Thinking about the Trump Presidency

A few weeks a go I went to the LSE to listen to a lecture on 'Thinking about the Trump Presidency'. It delivered on that title. Professor Will Howell posed some very difficult questions about what President Trump means for American politics drawing on a blog post he wrote on how ‘a Trump presidency will be a Stress test for American Democracy’. The full event has been released as a podcast by the LSE and is well worth a listen.

What frightened me most about the talk was not these huge questions about the challenges that President Trump poses to the American Democratic system. Although they are numerous and huge. It was the audiences and my own reaction to his victory. Trump shakes our belief in Democracy.

This was obvious in the Q and A session at the end of Professor Howell’s talk. One person questioned the wisdom of those voters who chose Trump over Clinton. The other asked if losing the popular vote made Trump an illegitimate president.

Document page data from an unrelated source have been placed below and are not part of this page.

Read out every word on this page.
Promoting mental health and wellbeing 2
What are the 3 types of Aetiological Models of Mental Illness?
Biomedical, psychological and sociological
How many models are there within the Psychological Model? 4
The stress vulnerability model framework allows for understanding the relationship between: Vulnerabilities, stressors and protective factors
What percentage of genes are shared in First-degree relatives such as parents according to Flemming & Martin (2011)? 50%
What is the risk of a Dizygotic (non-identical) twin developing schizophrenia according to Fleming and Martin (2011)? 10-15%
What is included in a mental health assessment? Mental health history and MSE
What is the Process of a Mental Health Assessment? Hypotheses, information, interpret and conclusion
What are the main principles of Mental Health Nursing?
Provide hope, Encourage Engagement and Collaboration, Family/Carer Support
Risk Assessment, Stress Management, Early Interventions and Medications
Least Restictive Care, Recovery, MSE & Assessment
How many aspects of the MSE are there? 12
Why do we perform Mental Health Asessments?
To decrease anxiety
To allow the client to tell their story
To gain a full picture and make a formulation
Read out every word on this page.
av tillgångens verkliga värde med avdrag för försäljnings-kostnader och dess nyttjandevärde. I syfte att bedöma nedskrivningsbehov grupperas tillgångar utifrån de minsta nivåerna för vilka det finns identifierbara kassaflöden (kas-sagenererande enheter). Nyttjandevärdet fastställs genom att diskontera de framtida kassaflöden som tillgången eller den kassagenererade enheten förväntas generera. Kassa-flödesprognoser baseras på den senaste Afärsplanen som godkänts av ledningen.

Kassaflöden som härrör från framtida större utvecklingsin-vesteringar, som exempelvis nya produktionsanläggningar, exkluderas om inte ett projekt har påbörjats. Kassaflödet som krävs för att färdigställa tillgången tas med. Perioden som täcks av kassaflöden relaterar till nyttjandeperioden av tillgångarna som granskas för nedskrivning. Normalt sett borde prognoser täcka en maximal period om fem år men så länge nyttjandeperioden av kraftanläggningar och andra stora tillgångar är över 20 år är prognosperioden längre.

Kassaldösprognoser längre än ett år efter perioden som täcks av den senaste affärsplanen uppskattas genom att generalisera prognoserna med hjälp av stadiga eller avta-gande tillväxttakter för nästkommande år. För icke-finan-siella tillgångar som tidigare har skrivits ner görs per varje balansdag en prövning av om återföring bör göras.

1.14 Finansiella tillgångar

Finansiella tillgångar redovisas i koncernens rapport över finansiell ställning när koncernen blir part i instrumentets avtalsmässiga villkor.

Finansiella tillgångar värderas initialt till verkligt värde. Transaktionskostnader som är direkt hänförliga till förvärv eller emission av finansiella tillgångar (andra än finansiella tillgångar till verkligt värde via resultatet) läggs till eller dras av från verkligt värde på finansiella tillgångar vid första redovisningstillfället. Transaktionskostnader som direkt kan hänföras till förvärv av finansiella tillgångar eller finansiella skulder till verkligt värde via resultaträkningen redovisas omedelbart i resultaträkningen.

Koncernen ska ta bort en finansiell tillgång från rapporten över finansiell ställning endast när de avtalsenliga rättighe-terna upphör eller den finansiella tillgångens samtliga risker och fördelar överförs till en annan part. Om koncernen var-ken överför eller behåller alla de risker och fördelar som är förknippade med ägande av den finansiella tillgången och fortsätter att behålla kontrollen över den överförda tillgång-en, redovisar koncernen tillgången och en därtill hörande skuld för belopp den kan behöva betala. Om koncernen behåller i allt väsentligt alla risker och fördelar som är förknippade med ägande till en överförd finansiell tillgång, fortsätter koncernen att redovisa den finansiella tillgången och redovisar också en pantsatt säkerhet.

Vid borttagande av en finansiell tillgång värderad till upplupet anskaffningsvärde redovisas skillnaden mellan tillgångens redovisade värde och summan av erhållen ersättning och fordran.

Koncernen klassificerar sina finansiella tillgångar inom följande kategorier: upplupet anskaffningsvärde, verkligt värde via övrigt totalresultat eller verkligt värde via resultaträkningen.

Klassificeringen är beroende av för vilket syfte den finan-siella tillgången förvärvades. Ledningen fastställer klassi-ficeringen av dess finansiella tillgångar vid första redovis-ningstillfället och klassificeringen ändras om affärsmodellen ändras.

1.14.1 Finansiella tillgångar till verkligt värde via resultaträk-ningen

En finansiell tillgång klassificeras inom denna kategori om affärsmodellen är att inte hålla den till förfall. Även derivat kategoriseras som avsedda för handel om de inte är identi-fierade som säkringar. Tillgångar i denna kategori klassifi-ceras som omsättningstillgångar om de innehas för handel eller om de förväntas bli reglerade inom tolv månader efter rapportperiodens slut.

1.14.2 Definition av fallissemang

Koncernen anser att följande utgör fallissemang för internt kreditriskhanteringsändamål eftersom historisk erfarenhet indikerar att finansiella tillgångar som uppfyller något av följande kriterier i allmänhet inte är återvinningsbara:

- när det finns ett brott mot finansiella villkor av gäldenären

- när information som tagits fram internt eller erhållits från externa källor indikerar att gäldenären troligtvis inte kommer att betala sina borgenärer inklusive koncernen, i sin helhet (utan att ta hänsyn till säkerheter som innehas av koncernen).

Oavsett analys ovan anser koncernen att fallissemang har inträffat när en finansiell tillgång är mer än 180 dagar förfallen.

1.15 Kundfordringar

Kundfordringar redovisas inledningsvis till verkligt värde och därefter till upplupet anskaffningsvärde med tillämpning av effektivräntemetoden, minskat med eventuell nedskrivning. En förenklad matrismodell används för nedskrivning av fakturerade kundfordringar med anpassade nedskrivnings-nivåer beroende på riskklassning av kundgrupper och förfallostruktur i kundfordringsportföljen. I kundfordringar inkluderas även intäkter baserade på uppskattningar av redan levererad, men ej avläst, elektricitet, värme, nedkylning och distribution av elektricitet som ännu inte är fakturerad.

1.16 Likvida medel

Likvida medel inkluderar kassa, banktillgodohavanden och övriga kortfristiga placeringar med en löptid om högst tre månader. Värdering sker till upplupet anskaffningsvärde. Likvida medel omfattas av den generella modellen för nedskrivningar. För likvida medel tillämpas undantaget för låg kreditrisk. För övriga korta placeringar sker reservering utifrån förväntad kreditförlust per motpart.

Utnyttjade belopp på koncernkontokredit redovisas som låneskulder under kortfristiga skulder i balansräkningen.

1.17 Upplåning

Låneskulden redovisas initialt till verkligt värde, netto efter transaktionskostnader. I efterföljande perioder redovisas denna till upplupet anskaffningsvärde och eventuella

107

The realities of a Trump Presidency

In his first month as President, Donald Trump has passed executive orders that have broken up families who have members holding dual citizenship. His national security advisor Michael Flynn was forced to resign over improper contact with the Russian state and he was been engaged in open conflict with the American establishment press. He has not divested himself of his business interests only the day to day running which he has passed to his Children. Trump is a clear threat to democratic norms.

The threat to democracy

The realities of what Trump is and what he represents are so shocking those on the democratic left that it is hard to rationalise. Worse is the thought that even in a stable, free and representative democracy he can win. We reject it, we begin apportioning blame. It was Director Comey's intervention, the Russians hacked democracy, American voters are racist. There is evidence to support all three of these as factors in Trumps victory. Some on the liberal left have been openly calling for the intelligence communities to remove the President, that would be the end of Democracy in the United States.

There are big questions for America to answer. The electoral college for the second time in a quarter of a century has delivered a President who the majority of American citizens did not vote for. Unlike Gore this time the margins were huge. Three million more people voted for Clinton than Trump. The tragedy here is that the electoral college system was created to prevent democracy giving rise to tyranny. To be a buffer between despots who would exploit an ‘unenlightened electorate’ and executive power. On those terms it has been a complete failure.

A better democracy

And yet despite it all I think America can take this and become stronger. What I hope people do when thinking about the Trump Presidency is to look again about how democracy should work and to think about how to make it better. To look at the liberal and illiberal democracies of the world and to understand what creates free, just and happy societies. To not throw our hands up at the rising tide of reaction and regression, but to think how can we overcome this challenge and, when it's over, build better democracies.

It may well be that this a challenge to far and that the last half century of rising democracy was just a historical abnormality. But I still believe in what President Barack H Obama called "The Audacity of Hope". I'd like to end with a quote from him from his editorial for the American edition of Wired Magazine on why he loved Star Trek.

"What I loved about it was its optimism, the fundamental belief at its core that the people on this planet, for all our varied backgrounds and outward differences, could come together to build a better tomorrow."